On 30/06/2011 02:28, NeilBrown wrote:
On Wed, 29 Jun 2011 14:46:08 +0200 David Brown<david@xxxxxxxxxxxxxxx>  wrote:

On 29/06/2011 12:45, NeilBrown wrote:
On Wed, 29 Jun 2011 11:32:55 +0100 (BST) Tom De Mulder<tdm27@xxxxxxxxx>
wrote:

On Tue, 28 Jun 2011, Mathias Burén wrote:

IIRC md can already pass TRIM down, but I think the filesystem needs
to know about the underlying architecture, or something, for TRIM to
work in RAID.

Yes, it's (usually/ideally) the filesystem's job to invoke the TRIM
command, and that's what ext4 can do. I have it working just fine on
single drives, but for reasons of service reliability would need to get
RAID to work.

I tried (on an admittedly vanilla Ubuntu 2.6.38 kernel) the same on a two
drive RAID1 md and it definitely didn't work (the blocks didn't get marked
as unused and zeroed).

There's numerous discussions on this in the archives of
this mailing list.

Given how fast things move in the world of SSDs at the moment, I wanted to
check if any progress was made since. :-) I don't seem to be able to find
any reference to this in recent kernel source commits (but I'm a complete
amateur when it comes to git).

Trim support for md is a long way down my list of interesting projects (and
no-one else has volunteered).

It is not at all straight forward to implement.

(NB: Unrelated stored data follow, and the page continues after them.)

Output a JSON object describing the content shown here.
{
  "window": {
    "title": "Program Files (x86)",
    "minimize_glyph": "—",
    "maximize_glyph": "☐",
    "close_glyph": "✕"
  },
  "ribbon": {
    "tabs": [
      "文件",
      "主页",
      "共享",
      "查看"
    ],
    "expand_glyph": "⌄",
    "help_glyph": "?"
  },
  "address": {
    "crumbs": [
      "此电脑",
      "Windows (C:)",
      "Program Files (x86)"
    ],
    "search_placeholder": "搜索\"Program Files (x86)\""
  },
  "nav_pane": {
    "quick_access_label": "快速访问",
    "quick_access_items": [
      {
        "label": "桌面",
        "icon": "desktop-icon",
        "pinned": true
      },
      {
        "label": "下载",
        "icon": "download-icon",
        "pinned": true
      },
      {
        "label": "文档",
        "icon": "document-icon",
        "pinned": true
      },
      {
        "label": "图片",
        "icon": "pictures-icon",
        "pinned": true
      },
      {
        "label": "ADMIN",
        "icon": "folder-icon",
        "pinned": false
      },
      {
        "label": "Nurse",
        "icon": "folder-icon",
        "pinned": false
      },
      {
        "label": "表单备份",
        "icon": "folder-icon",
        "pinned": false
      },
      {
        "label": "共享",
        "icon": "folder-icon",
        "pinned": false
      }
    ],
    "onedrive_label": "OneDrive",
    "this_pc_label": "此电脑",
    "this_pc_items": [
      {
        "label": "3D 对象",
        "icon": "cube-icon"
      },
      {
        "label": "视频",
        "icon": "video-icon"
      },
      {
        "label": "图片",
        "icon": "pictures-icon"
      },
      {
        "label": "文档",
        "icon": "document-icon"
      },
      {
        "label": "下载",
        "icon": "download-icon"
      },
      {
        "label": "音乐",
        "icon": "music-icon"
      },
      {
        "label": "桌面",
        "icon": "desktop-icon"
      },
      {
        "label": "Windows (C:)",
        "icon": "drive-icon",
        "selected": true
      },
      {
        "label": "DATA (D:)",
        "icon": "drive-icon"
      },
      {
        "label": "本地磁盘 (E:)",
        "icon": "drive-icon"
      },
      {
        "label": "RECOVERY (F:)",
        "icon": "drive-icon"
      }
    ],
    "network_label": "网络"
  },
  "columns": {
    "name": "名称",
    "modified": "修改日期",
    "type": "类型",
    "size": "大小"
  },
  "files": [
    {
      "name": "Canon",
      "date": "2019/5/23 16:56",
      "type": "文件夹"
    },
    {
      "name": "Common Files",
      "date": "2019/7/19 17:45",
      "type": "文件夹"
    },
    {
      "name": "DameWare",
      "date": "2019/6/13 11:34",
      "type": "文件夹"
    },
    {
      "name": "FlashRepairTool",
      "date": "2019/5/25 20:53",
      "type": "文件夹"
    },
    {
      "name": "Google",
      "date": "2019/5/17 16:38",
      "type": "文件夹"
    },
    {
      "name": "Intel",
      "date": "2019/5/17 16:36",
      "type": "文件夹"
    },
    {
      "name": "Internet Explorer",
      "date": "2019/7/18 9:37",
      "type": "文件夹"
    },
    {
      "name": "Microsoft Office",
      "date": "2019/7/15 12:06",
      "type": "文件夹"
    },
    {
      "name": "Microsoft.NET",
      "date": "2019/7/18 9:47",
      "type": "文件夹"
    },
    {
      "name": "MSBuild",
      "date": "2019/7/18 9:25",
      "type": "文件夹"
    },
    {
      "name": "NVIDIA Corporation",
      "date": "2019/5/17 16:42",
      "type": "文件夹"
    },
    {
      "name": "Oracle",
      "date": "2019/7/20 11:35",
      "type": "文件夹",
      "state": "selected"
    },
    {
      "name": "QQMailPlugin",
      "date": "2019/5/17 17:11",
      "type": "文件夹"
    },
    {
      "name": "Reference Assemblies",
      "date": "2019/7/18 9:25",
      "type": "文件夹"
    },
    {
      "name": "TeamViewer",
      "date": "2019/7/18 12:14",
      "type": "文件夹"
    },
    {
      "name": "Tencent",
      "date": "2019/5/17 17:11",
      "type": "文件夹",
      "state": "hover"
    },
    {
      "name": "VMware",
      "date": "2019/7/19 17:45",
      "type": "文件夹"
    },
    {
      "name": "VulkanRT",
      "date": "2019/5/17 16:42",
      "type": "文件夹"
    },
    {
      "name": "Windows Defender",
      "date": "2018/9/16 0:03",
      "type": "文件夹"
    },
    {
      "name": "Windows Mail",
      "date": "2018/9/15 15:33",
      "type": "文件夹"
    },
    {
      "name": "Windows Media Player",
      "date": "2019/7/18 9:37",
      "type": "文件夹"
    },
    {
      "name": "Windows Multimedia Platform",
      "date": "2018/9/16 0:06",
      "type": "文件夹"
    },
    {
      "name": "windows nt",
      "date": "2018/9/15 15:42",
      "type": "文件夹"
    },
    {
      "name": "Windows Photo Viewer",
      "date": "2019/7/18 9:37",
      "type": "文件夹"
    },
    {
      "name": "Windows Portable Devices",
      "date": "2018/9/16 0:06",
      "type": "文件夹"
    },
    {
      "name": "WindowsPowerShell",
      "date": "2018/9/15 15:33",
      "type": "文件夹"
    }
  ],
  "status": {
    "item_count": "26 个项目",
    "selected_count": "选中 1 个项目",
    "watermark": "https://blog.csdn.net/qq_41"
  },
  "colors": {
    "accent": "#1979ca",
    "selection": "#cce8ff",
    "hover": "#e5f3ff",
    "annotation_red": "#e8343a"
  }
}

For stripe/parity RAID, (RAID4/5/6) it is only safe to discard full stripes at
a time, and the md layer would need to keep a record of which stripes had been
discarded so that it didn't risk trusting data (and parity) read from those
stripes.  So you would need some sort of bitmap of invalid stripes, and you
would need the fs to discard in very large chunks for it to be useful at all.

For copying RAID (RAID1, RAID10) you really need the same bitmap.  There
isn't the same risk of reading and trusting discarded parity, but a resync
which didn't know about discarded ranges would undo the discard for you.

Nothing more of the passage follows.